Comparative Assessment of Different RNA Tetranucleotides from the DFT-D3 and Force Field Perspective

Classical force field (FF) molecular dynamics (MD) simulations of RNA tetranucleotides have substantial problems in reproducing conformer populations indicated by NMR experiments. To provide more information about the possible sources of errors, we performed quantum mechanical (QM, TPSS-D3/def2-TZVP) and molecular mechanics (MM, AMBER parm99bsc0+χOL3) calculations of different r(CCCC), r(GACC), and r(UUUU) conformers obtained from explicit solvent MD simulations. Solvent effects in the static QM and MM calculations were mimicked using implicit solvent models (COSMO and Poisson-Boltzmann, respectively).
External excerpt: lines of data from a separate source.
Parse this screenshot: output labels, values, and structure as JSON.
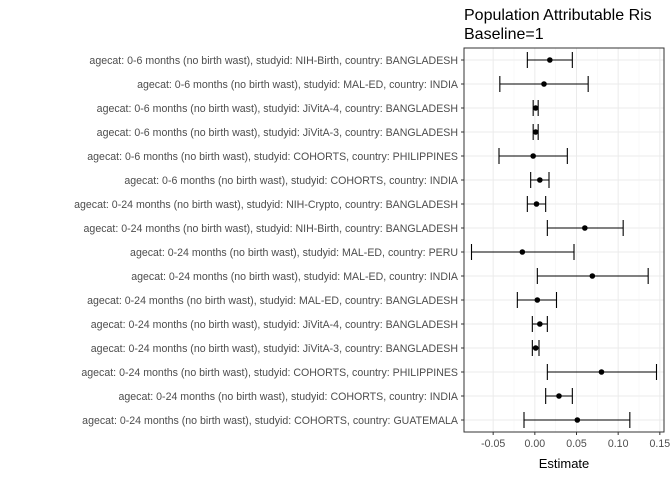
{
  "chart_data": {
    "type": "errorbar",
    "title_lines": [
      "Population Attributable Ris",
      "Baseline=1"
    ],
    "xlabel": "Estimate",
    "ylabel": "",
    "xlim": [
      -0.085,
      0.155
    ],
    "xticks": [
      -0.05,
      0.0,
      0.05,
      0.1,
      0.15
    ],
    "xtick_labels": [
      "-0.05",
      "0.00",
      "0.05",
      "0.10",
      "0.15"
    ],
    "grid": true,
    "point_color": "#000000",
    "grid_major_color": "#ebebeb",
    "grid_minor_color": "#f5f5f5",
    "categories": [
      "agecat: 0-6 months (no birth wast), studyid: NIH-Birth, country: BANGLADESH",
      "agecat: 0-6 months (no birth wast), studyid: MAL-ED, country: INDIA",
      "agecat: 0-6 months (no birth wast), studyid: JiVitA-4, country: BANGLADESH",
      "agecat: 0-6 months (no birth wast), studyid: JiVitA-3, country: BANGLADESH",
      "agecat: 0-6 months (no birth wast), studyid: COHORTS, country: PHILIPPINES",
      "agecat: 0-6 months (no birth wast), studyid: COHORTS, country: INDIA",
      "agecat: 0-24 months (no birth wast), studyid: NIH-Crypto, country: BANGLADESH",
      "agecat: 0-24 months (no birth wast), studyid: NIH-Birth, country: BANGLADESH",
      "agecat: 0-24 months (no birth wast), studyid: MAL-ED, country: PERU",
      "agecat: 0-24 months (no birth wast), studyid: MAL-ED, country: INDIA",
      "agecat: 0-24 months (no birth wast), studyid: MAL-ED, country: BANGLADESH",
      "agecat: 0-24 months (no birth wast), studyid: JiVitA-4, country: BANGLADESH",
      "agecat: 0-24 months (no birth wast), studyid: JiVitA-3, country: BANGLADESH",
      "agecat: 0-24 months (no birth wast), studyid: COHORTS, country: PHILIPPINES",
      "agecat: 0-24 months (no birth wast), studyid: COHORTS, country: INDIA",
      "agecat: 0-24 months (no birth wast), studyid: COHORTS, country: GUATEMALA"
    ],
    "estimates": [
      0.018,
      0.011,
      0.001,
      0.001,
      -0.002,
      0.006,
      0.002,
      0.06,
      -0.015,
      0.069,
      0.003,
      0.006,
      0.001,
      0.08,
      0.029,
      0.051
    ],
    "ci_lower": [
      -0.009,
      -0.042,
      -0.002,
      -0.002,
      -0.043,
      -0.005,
      -0.009,
      0.015,
      -0.076,
      0.003,
      -0.021,
      -0.003,
      -0.003,
      0.015,
      0.013,
      -0.013
    ],
    "ci_upper": [
      0.045,
      0.064,
      0.004,
      0.004,
      0.039,
      0.017,
      0.013,
      0.106,
      0.047,
      0.136,
      0.026,
      0.015,
      0.005,
      0.146,
      0.045,
      0.114
    ]
  }
}
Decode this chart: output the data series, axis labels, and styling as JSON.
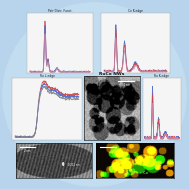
{
  "bg_color": "#b8d4ec",
  "circle_color": "#c2dcf0",
  "colors": {
    "red": "#cc4444",
    "blue": "#4466cc",
    "pink": "#cc88aa",
    "gray": "#888888",
    "darkblue": "#2244aa"
  },
  "panel_facecolor": "#f5f5f5",
  "figsize": [
    1.89,
    1.89
  ],
  "dpi": 100
}
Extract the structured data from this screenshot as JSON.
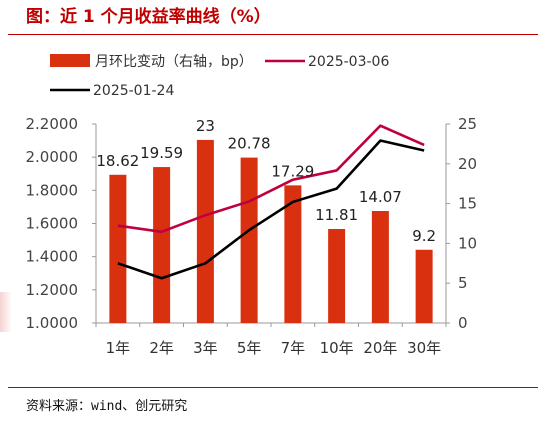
{
  "header": {
    "title": "图：近 1 个月收益率曲线（%）"
  },
  "footer": {
    "source": "资料来源：wind、创元研究"
  },
  "chart_data": {
    "type": "bar",
    "categories": [
      "1年",
      "2年",
      "3年",
      "5年",
      "7年",
      "10年",
      "20年",
      "30年"
    ],
    "series": [
      {
        "name": "月环比变动（右轴，bp）",
        "type": "bar",
        "axis": "right",
        "color": "#d9310f",
        "values": [
          18.62,
          19.59,
          23,
          20.78,
          17.29,
          11.81,
          14.07,
          9.2
        ],
        "labels": [
          "18.62",
          "19.59",
          "23",
          "20.78",
          "17.29",
          "11.81",
          "14.07",
          "9.2"
        ]
      },
      {
        "name": "2025-03-06",
        "type": "line",
        "axis": "left",
        "color": "#c0003c",
        "values": [
          1.587,
          1.55,
          1.65,
          1.733,
          1.864,
          1.92,
          2.19,
          2.074
        ]
      },
      {
        "name": "2025-01-24",
        "type": "line",
        "axis": "left",
        "color": "#000000",
        "values": [
          1.36,
          1.27,
          1.36,
          1.56,
          1.73,
          1.81,
          2.1,
          2.04
        ]
      }
    ],
    "y_left": {
      "ticks": [
        "2.2000",
        "2.0000",
        "1.8000",
        "1.6000",
        "1.4000",
        "1.2000",
        "1.0000"
      ],
      "ylim": [
        1.0,
        2.2
      ]
    },
    "y_right": {
      "ticks": [
        "25",
        "20",
        "15",
        "10",
        "5",
        "0"
      ],
      "ylim": [
        0,
        25
      ]
    },
    "legend_position": "top",
    "grid": false
  }
}
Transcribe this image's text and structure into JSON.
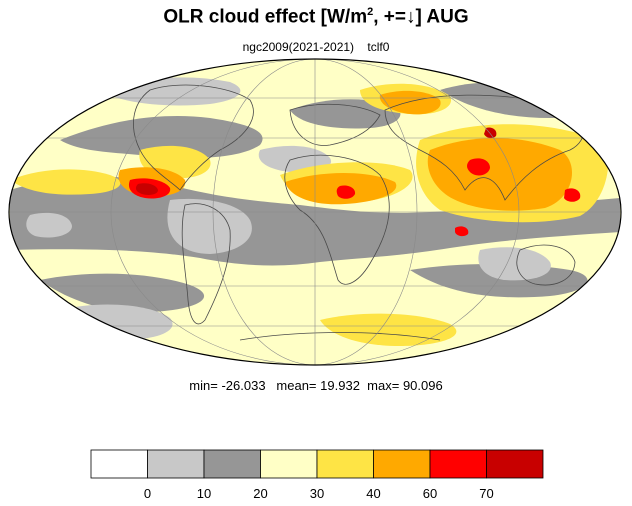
{
  "title": {
    "prefix": "OLR cloud effect [W/m",
    "superscript": "2",
    "suffix": ", +=↓]  AUG"
  },
  "subtitle": {
    "left": "ngc2009(2021-2021)",
    "right": "tclf0"
  },
  "stats": {
    "min_label": "min=",
    "min": "-26.033",
    "mean_label": "mean=",
    "mean": "19.932",
    "max_label": "max=",
    "max": "90.096"
  },
  "colorbar": {
    "colors": [
      "#ffffff",
      "#c8c8c8",
      "#969696",
      "#ffffc6",
      "#fee445",
      "#ffa900",
      "#ff0000",
      "#c80000"
    ],
    "tick_labels": [
      "0",
      "10",
      "20",
      "30",
      "40",
      "60",
      "70"
    ]
  },
  "map_colors": {
    "ocean_base": "#ffffc6",
    "land_line": "#4a4a4a",
    "grid_line": "#8a8a8a",
    "outline": "#000000"
  }
}
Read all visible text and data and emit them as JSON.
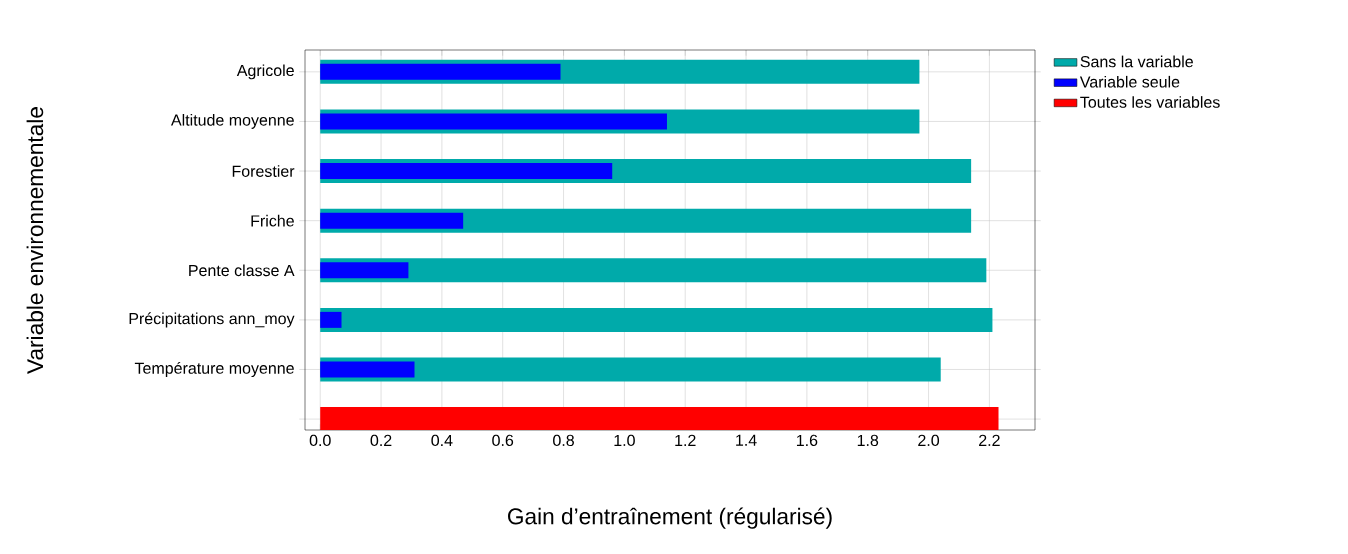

The comparison of QM and MM geometries and energies revealed that the two methodologies provide qualitatively consistent results in most of the cases. Even though we found some differences, these were insufficient to indicate any systematic corrections of the RNA FF terms that could improve the performance of classical MD in simulating tetranucleotides. On the basis of these findings, we inferred that the overpopulation of intercalated conformers in the MD simulations of RNA tetramers, which were not observed experimentally, might be predominantly caused by imbalanced water-solvent and water-water interactions. Apart from the large-scale QM calculations performed to assess the performance of the AMBER FF, a representative spectrum of faster QM methods was tested.